Israel Materials 21 September 2009 14:51 (UTC +04:00)

Israeli Prime Minister Benjamin Netanyahu will defend expanding Jewish settlement in the occupied West Bank when he meets U.S. President Barack Obama and the Palestinian leader, his spokesman said on Monday, Reuters reported.

"You have never heard the prime minister say he would freeze settlement building. The opposite is true," Nir Hefetz told Israel's Army Radio when asked about Tuesday's three-way summit during the U.N. General Assembly in New York, where differences over settlement building have limited expectations of a result.

"There are some politicians ... who see halting building or ceding national territory or harming the settlements in Judea and Samaria as an asset, something that can help Israel. Prime Minister Netanyahu cannot be counted among those people."
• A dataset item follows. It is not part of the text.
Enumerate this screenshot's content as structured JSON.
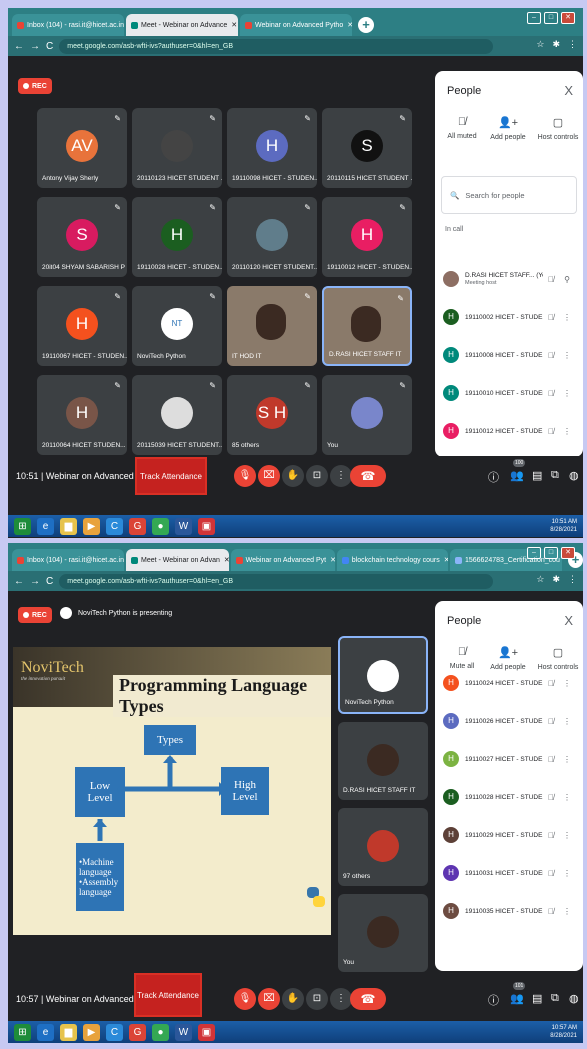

Using Israel's term for the West Bank, he added: "He sees the settlements in Judea and Samaria as a Zionist enterprise and the settlers in Judea and Samaria as his -- our -- brothers."

Some 500,000 Israelis live in the West Bank and in Arab East Jerusalem, captured in a 1967 war, alongside three million Palestinians. The World Court calls the settlements illegal and Palestinians say the enclaves could deny them a viable state.

Israel signed up to a U.S.-backed peace plan in 2003, called the "road map". It required a halt to building in the Jewish settlements that Palestinians say are eating away at the viability of a future state in the West Bank and East Jerusalem.

While Netanyahu has been under the heaviest U.S. pressure on Israel in years, he insists settlers should be allowed to continue building as their families grow and rules out any discussion on sharing Jerusalem with the Palestinians.

Israeli officials have said Netanyahu last week offered Obama's envoy George Mitchell a 9-month freeze in building in the West Bank but Washington wanted a one-year freeze in order to persuade Palestinian President Mahmoud Abbas to resume peace negotiations that were suspended in December.

Chief Palestinian negotiator Saeb Erekat said Obama's personal intervention was welcome.

"For the last eight months, the clear message from the international community has been that both sides need to meet their obligations" to create the environment for talks to resume, he said. "Palestinians strongly support this position."

Israel cannot "haggle its way out of" commitments, Erekat added in a statement. A settlement freeze was an Israeli obligation, he said, not a Palestinian precondition.